Fiction inspirée de réel à la mise en scène époustouflante, Un Silence traduit un drame familial de manière très juste tout en flirtant constamment avec l’abstraction. Le spectateur se laisse doucement aspirer dans l’énigme du dernier long métrage de Joachim Lafosse, un thriller psychologique magistral qui compte sur la force du hors-champ. La caméra est toujours judicieusement placée pour laisser l’histoire se dérouler. Une oeuvre exceptionnellement vraie, créée avec beaucoup de retenue et de pudeur, basée sur l’histoire de l’avocat Victor Hissel dans les années 1980. Son sujet est difficile, la pédophilie, l’inceste et ses conséquences atomiques en chaine, effleuré jusqu’à l’abstraction. Le film a décroché le Prix du meilleur réalisateur au festival de Rome.
A lire aussi : Entretien avec Joachim Lafosse.

Le fils d’Astrid Schaar a disparu. Son époux, l’avocat François Schaar travaille sans relâche sur une affaire difficile. Enfermés dans leur maison de maître cernée par les médias, la famille vit difficilement ces moments où le métier du père pèse lourdement sur la vie quotidienne. Le cinéaste se concentre sur le personnage de la mère, Astrid Schaar incarnée tout en sensibilité par Emmanuelle Devos. Le point de vue central est celui de cette mère de famille, personnage déterminant capable de faire basculer l’histoire. Elle est la clé d’une narration qu’elle-même s’auto-construit tout en équilibre dans sa vie. Femme intéressante qui va de l’avant sans se retourner ou dans l’impossibilité de le faire. Accaparé par la lourdeur de son travail, François Schaar, Daniel Auteuil, est un homme plutôt fermé. Leur fils Raphaël post-ado, Matthieu Galoux, est quant à lui en plein questionnement.

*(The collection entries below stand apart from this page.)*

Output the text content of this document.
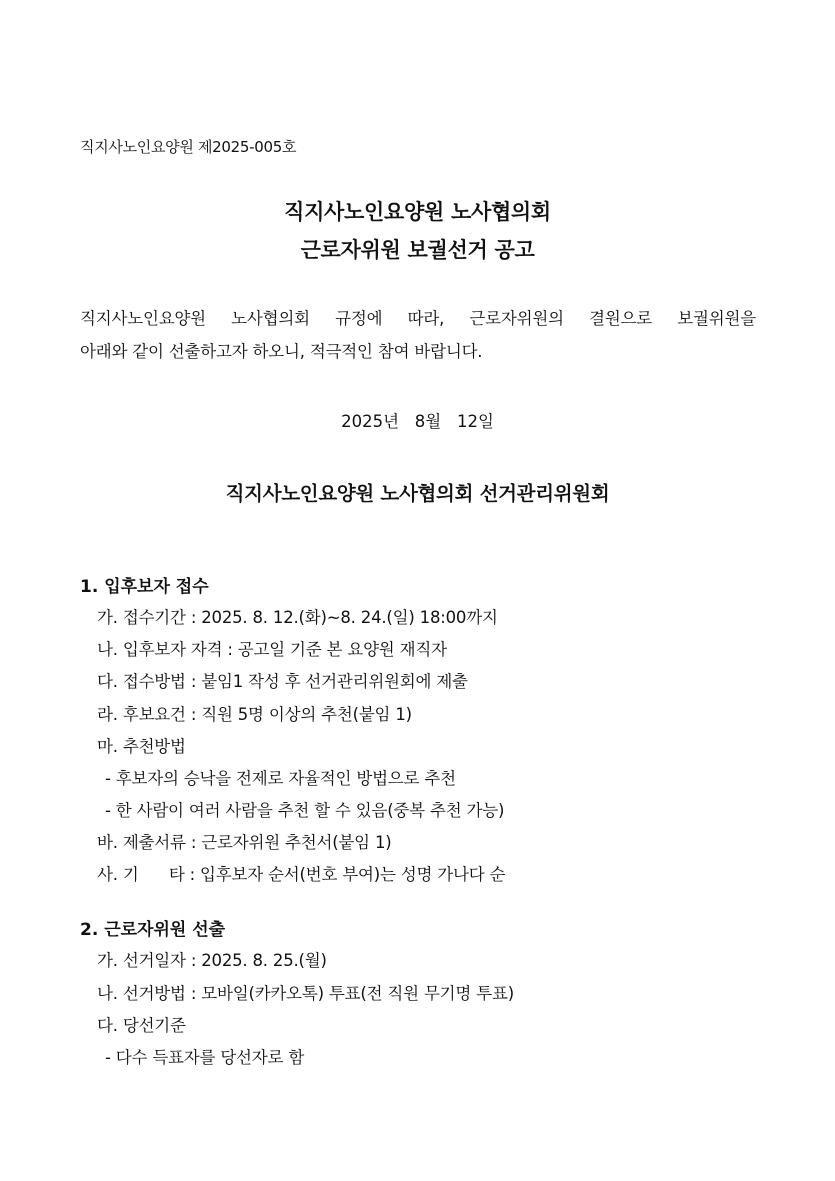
직지사노인요양원 제2025-005호
직지사노인요양원 노사협의회
근로자위원 보궐선거 공고
직지사노인요양원 노사협의회 규정에 따라, 근로자위원의 결원으로 보궐위원을
아래와 같이 선출하고자 하오니, 적극적인 참여 바랍니다.
2025년   8월   12일
직지사노인요양원 노사협의회 선거관리위원회
1. 입후보자 접수
가. 접수기간 : 2025. 8. 12.(화)~8. 24.(일) 18:00까지
나. 입후보자 자격 : 공고일 기준 본 요양원 재직자
다. 접수방법 : 붙임1 작성 후 선거관리위원회에 제출
라. 후보요건 : 직원 5명 이상의 추천(붙임 1)
마. 추천방법
- 후보자의 승낙을 전제로 자율적인 방법으로 추천
- 한 사람이 여러 사람을 추천 할 수 있음(중복 추천 가능)
바. 제출서류 : 근로자위원 추천서(붙임 1)
사. 기      타 : 입후보자 순서(번호 부여)는 성명 가나다 순
2. 근로자위원 선출
가. 선거일자 : 2025. 8. 25.(월)
나. 선거방법 : 모바일(카카오톡) 투표(전 직원 무기명 투표)
다. 당선기준
- 다수 득표자를 당선자로 함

Joachim Lafosse déconstruit formidablement la mécanique d’un drame familial et ses non-dits avec un regard vrai franc et pudique qui tend à l’abstraction. Un Silence constitue une énigme dont le spectateur n’a pas les clés et propose une double dimension. On entre dans un thriller psychologique où le cinéaste lâche des bribes, des indices au spectateur pour recoller les morceaux de l’histoire et comprendre ce qui se joue, qui sont les personnages. Ce traitement de mise en scène est phénoménal. Le spectateur est baladé et saisit ce qu’il peut des faits qui se dévoilent peu à peu et jamais tout à fait, car il faut de la pudeur pour approcher le thème de l’inceste. Lafosse use ainsi du hors-champ`de manière centrale, c’est donc au spectateur de rassembler les morceaux du puzzle qui lui sont donnés.

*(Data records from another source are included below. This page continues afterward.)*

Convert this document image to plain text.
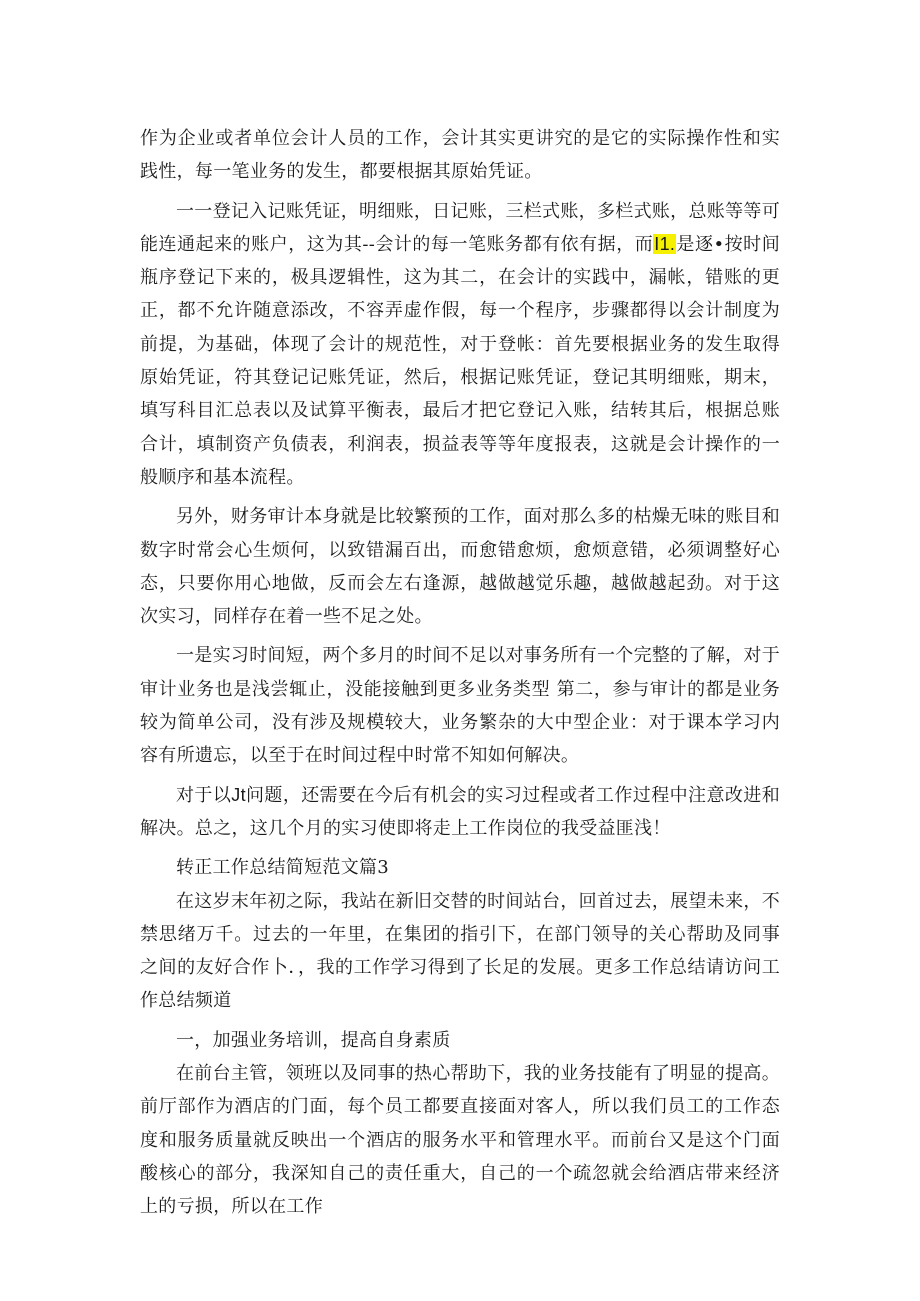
作为企业或者单位会计人员的工作，会计其实更讲究的是它的实际操作性和实践性，每一笔业务的发生，都要根据其原始凭证。

一一登记入记账凭证，明细账，日记账，三栏式账，多栏式账，总账等等可能连通起来的账户，这为其--会计的每一笔账务都有依有据，而I1.是逐•按时间瓶序登记下来的，极具逻辑性，这为其二，在会计的实践中，漏帐，错账的更正，都不允许随意添改，不容弄虚作假，每一个程序，步骤都得以会计制度为前提，为基础，体现了会计的规范性，对于登帐：首先要根据业务的发生取得原始凭证，符其登记记账凭证，然后，根据记账凭证，登记其明细账，期末，填写科目汇总表以及试算平衡表，最后才把它登记入账，结转其后，根据总账合计，填制资产负债表，利润表，损益表等等年度报表，这就是会计操作的一般顺序和基本流程。

另外，财务审计本身就是比较繁预的工作，面对那么多的枯燥无味的账目和数字时常会心生烦何，以致错漏百出，而愈错愈烦，愈烦意错，必须调整好心态，只要你用心地做，反而会左右逢源，越做越觉乐趣，越做越起劲。对于这次实习，同样存在着一些不足之处。

一是实习时间短，两个多月的时间不足以对事务所有一个完整的了解，对于审计业务也是浅尝辄止，没能接触到更多业务类型 第二，参与审计的都是业务较为简单公司，没有涉及规模较大，业务繁杂的大中型企业：对于课本学习内容有所遗忘，以至于在时间过程中时常不知如何解决。

对于以Jt问题，还需要在今后有机会的实习过程或者工作过程中注意改进和解决。总之，这几个月的实习使即将走上工作岗位的我受益匪浅！

转正工作总结简短范文篇3

在这岁末年初之际，我站在新旧交替的时间站台，回首过去，展望未来，不禁思绪万千。过去的一年里，在集团的指引下，在部门领导的关心帮助及同事之间的友好合作卜．，我的工作学习得到了长足的发展。更多工作总结请访问工作总结频道

一，加强业务培训，提高自身素质

在前台主管，领班以及同事的热心帮助下，我的业务技能有了明显的提高。前厅部作为酒店的门面，每个员工都要直接面对客人，所以我们员工的工作态度和服务质量就反映出一个酒店的服务水平和管理水平。而前台又是这个门面酸核心的部分，我深知自己的责任重大，自己的一个疏忽就会给酒店带来经济上的亏损，所以在工作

La deuxième dimension, plus abstraite, tend vers l’abstraction et flirte avec le fantastique. Elle suggère un récit passé presque palpable entre les murs de la maison de maître familiale et réveille des fantômes. Cette maison-personnage avec piscine entourée d’un parc à l’apparence bourgeoise est le théâtre d’un drame. Elle est filmée comme un tableau dans l’ombre des clairs-obscurs. Prison des protagonistes elle est aussi l’antre du monstre, celui que l’on soupçonnera mais dont on n’approchera aucunement la psyché. Car dans cette maison à l’obscurité constante le récit deviendra psychanalytique. Comme ce plan qui suppose un questionnement de la part du spectateur ou, filmée comme un tableau, la caméra s’attardera sur la chambre, évocation muette de possibles faits passés.

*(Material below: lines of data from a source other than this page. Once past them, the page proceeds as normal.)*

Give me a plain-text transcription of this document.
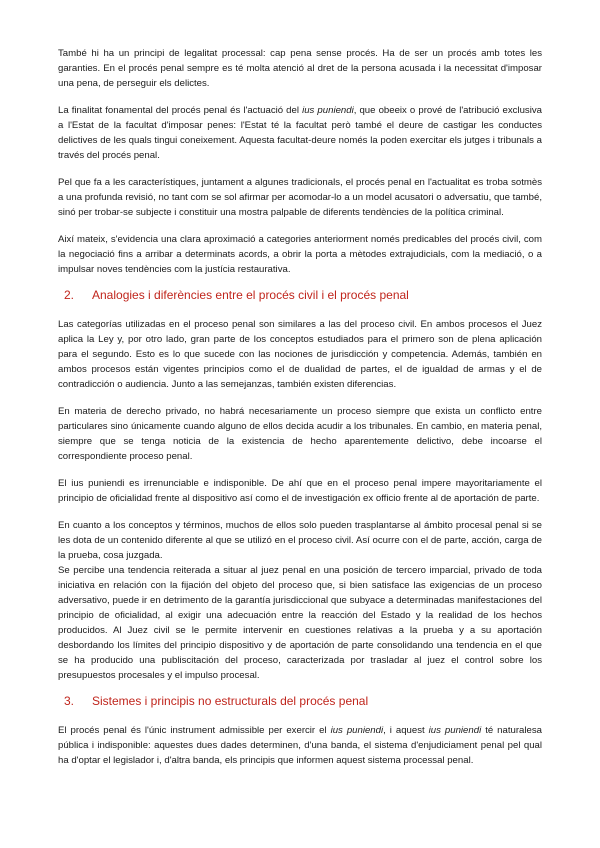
També hi ha un principi de legalitat processal: cap pena sense procés. Ha de ser un procés amb totes les garanties. En el procés penal sempre es té molta atenció al dret de la persona acusada i la necessitat d'imposar una pena, de perseguir els delictes.

La finalitat fonamental del procés penal és l'actuació del ius puniendi, que obeeix o prové de l'atribució exclusiva a l'Estat de la facultat d'imposar penes: l'Estat té la facultat però també el deure de castigar les conductes delictives de les quals tingui coneixement. Aquesta facultat-deure només la poden exercitar els jutges i tribunals a través del procés penal.

Pel que fa a les característiques, juntament a algunes tradicionals, el procés penal en l'actualitat es troba sotmès a una profunda revisió, no tant com se sol afirmar per acomodar-lo a un model acusatori o adversatiu, que també, sinó per trobar-se subjecte i constituir una mostra palpable de diferents tendències de la política criminal.

Així mateix, s'evidencia una clara aproximació a categories anteriorment només predicables del procés civil, com la negociació fins a arribar a determinats acords, a obrir la porta a mètodes extrajudicials, com la mediació, o a impulsar noves tendències com la justícia restaurativa.

2.	Analogies i diferències entre el procés civil i el procés penal

Las categorías utilizadas en el proceso penal son similares a las del proceso civil. En ambos procesos el Juez aplica la Ley y, por otro lado, gran parte de los conceptos estudiados para el primero son de plena aplicación para el segundo. Esto es lo que sucede con las nociones de jurisdicción y competencia. Además, también en ambos procesos están vigentes principios como el de dualidad de partes, el de igualdad de armas y el de contradicción o audiencia. Junto a las semejanzas, también existen diferencias.

En materia de derecho privado, no habrá necesariamente un proceso siempre que exista un conflicto entre particulares sino únicamente cuando alguno de ellos decida acudir a los tribunales. En cambio, en materia penal, siempre que se tenga noticia de la existencia de hecho aparentemente delictivo, debe incoarse el correspondiente proceso penal.

El ius puniendi es irrenunciable e indisponible. De ahí que en el proceso penal impere mayoritariamente el principio de oficialidad frente al dispositivo así como el de investigación ex officio frente al de aportación de parte.

En cuanto a los conceptos y términos, muchos de ellos solo pueden trasplantarse al ámbito procesal penal si se les dota de un contenido diferente al que se utilizó en el proceso civil. Así ocurre con el de parte, acción, carga de la prueba, cosa juzgada.

Se percibe una tendencia reiterada a situar al juez penal en una posición de tercero imparcial, privado de toda iniciativa en relación con la fijación del objeto del proceso que, si bien satisface las exigencias de un proceso adversativo, puede ir en detrimento de la garantía jurisdiccional que subyace a determinadas manifestaciones del principio de oficialidad, al exigir una adecuación entre la reacción del Estado y la realidad de los hechos producidos. Al Juez civil se le permite intervenir en cuestiones relativas a la prueba y a su aportación desbordando los límites del principio dispositivo y de aportación de parte consolidando una tendencia en el que se ha producido una publiscitación del proceso, caracterizada por trasladar al juez el control sobre los presupuestos procesales y el impulso procesal.

3.	Sistemes i principis no estructurals del procés penal

El procés penal és l'únic instrument admissible per exercir el ius puniendi, i aquest ius puniendi té naturalesa pública i indisponible: aquestes dues dades determinen, d'una banda, el sistema d'enjudiciament penal pel qual ha d'optar el legislador i, d'altra banda, els principis que informen aquest sistema processal penal.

Le point de vue du cinéaste sur cette histoire dramatique est extrêmement bien choisi. On ne sait qui est le monstre et où il nous emmènera. Avec ces personnages impuissants Lafosse frôle les bas-fonds de l’âme humaine pour nous faire réfléchir sur la tectonique des plaques familiales et leurs abîmes. Un thriller psychologique et onirique brillantissime.